Amanatnews.com, Agam — MDMC Pusat bersama MDMC Sumatera Barat melaksanakan pelatihan pengisian Google Form pendataan bagi warga terdampak banjir galodo di Nagari Salareh Aia Timur, Kecamatan Palembayan, Kabupaten Agam, Provinsi Sumatera Barat.
Kegiatan ini menjadi bagian dari upaya asesmen kebencanaan untuk memperoleh data yang akurat dan terintegrasi pascabencana.
Pelatihan ini bertujuan untuk mendata kondisi warga terdampak secara sistematis, mulai dari jumlah kepala keluarga, kondisi rumah, kebutuhan dasar, hingga dampak sosial ekonomi yang dialami masyarakat. Pendataan berbasis digital melalui Google Form dipilih agar proses pengumpulan data dapat dilakukan lebih cepat, efisien, dan meminimalkan kesalahan pencatatan di lapangan.
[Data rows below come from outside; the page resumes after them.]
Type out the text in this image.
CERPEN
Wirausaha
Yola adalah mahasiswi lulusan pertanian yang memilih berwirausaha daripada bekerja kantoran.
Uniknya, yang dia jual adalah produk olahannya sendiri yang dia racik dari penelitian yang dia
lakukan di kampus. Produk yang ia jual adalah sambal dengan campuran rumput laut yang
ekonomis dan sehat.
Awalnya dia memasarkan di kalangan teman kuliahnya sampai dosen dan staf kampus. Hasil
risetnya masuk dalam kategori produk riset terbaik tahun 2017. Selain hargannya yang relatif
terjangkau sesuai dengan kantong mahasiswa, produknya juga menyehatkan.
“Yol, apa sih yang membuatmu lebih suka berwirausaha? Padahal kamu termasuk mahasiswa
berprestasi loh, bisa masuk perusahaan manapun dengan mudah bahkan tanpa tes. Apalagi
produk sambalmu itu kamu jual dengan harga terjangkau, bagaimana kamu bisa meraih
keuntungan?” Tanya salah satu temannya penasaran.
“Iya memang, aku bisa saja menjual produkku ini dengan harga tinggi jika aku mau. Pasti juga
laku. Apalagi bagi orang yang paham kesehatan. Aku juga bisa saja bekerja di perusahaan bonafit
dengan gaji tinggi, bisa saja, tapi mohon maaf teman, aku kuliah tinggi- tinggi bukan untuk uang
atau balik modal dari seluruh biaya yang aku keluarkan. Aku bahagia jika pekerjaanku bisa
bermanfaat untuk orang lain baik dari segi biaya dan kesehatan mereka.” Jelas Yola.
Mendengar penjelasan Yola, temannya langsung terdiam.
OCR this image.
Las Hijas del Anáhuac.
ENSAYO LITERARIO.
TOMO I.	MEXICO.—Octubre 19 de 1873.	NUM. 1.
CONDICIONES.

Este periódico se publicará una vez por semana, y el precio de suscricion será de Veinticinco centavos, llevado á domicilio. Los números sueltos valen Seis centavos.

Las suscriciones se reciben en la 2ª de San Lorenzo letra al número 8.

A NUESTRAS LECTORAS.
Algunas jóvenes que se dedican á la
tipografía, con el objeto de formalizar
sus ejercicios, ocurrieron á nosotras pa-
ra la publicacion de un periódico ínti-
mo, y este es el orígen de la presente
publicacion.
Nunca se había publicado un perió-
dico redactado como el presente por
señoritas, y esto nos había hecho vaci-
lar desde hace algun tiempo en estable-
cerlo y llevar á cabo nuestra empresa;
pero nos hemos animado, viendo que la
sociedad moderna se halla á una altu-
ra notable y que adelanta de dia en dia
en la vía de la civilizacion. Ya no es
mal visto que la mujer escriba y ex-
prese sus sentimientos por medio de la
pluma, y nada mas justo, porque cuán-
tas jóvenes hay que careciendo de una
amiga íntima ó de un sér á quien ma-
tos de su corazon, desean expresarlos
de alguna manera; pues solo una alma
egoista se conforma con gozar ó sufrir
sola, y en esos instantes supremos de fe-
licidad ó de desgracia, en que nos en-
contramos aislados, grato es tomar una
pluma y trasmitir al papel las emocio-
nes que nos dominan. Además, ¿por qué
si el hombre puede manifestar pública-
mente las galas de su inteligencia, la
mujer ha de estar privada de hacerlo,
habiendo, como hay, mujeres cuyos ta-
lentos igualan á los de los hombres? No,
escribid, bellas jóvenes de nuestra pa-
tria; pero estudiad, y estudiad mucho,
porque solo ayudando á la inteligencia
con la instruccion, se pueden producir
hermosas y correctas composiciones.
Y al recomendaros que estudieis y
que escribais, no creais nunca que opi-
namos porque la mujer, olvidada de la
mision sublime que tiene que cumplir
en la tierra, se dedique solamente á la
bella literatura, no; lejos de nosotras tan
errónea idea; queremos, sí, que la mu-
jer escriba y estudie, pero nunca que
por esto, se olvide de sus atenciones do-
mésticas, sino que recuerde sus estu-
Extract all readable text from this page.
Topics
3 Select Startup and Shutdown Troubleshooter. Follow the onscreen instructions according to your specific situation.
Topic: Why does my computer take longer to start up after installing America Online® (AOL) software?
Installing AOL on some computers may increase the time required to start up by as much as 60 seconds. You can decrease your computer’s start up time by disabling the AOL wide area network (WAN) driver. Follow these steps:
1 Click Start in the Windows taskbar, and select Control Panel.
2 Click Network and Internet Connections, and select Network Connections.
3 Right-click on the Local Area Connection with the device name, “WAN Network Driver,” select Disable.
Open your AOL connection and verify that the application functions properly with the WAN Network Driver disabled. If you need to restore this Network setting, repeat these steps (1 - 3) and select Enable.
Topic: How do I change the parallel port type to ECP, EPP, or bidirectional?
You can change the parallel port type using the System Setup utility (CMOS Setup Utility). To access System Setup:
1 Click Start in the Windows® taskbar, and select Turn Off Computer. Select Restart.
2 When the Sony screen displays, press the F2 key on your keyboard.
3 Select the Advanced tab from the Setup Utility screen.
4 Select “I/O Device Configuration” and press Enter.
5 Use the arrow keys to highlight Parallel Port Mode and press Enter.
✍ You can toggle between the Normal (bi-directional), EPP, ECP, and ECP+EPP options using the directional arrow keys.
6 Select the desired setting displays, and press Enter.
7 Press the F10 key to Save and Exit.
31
Data hasil pendataan tersebut nantinya akan digunakan oleh Muhammadiyah Disaster Management Center (MDMC) sebagai dasar dalam menentukan langkah tindak lanjut bantuan, sehingga bantuan yang disalurkan benar-benar tepat sasaran dan sesuai dengan kebutuhan riil masyarakat terdampak banjir galodo.
Kegiatan pelatihan dipandu langsung oleh Naibul Umam dari MDMC Pusat dan didampingi oleh Partito dari MDMC Sumatera Barat, serta melibatkan para relawan MDMC yang aktif dalam penanganan kebencanaan di wilayah Agam.
Para peserta diberikan pemahaman teknis terkait tata cara pengisian Google Form, pentingnya kelengkapan data, serta validasi informasi agar hasil asesmen dapat dipertanggungjawabkan.
Naibul Umam menyampaikan bahwa pendataan yang akurat merupakan fondasi utama dalam penanganan bencana. Menurutnya, kesalahan data akan berdampak pada ketidaktepatan penyaluran bantuan.
“Dengan sistem pendataan digital, proses asesmen dapat dilakukan lebih cepat dan transparan. Ini sangat membantu relawan dalam mengambil keputusan di lapangan,” ujarnya.
Sementara itu, Partito menekankan pentingnya keterlibatan masyarakat lokal dalam proses pendataan. Ia menilai warga setempat memiliki pemahaman paling baik terkait kondisi lingkungan dan dampak bencana yang dialami.
“Pelatihan ini bukan hanya soal teknis pengisian form, tetapi juga membangun kesadaran bersama bahwa data adalah kunci pemulihan pascabencana,” katanya.
Selama pelatihan berlangsung, peserta tampak antusias mengikuti setiap tahapan yang disampaikan. Selain pemaparan materi, kegiatan juga diisi dengan praktik langsung pengisian Google Form serta diskusi terkait kendala yang mungkin dihadapi saat melakukan pendataan di lapangan.
Melalui kegiatan ini, MCMC Pusat dan MCMC Sumatera Barat berharap proses pendataan warga terdampak banjir galodo di Nagari Salareh Aia Timur dapat berjalan lebih efektif, terkoordinasi, dan berkelanjutan. Dengan data yang valid dan terukur, diharapkan upaya pemulihan pascabencana dapat segera dilakukan secara optimal demi meringankan beban masyarakat terdampak.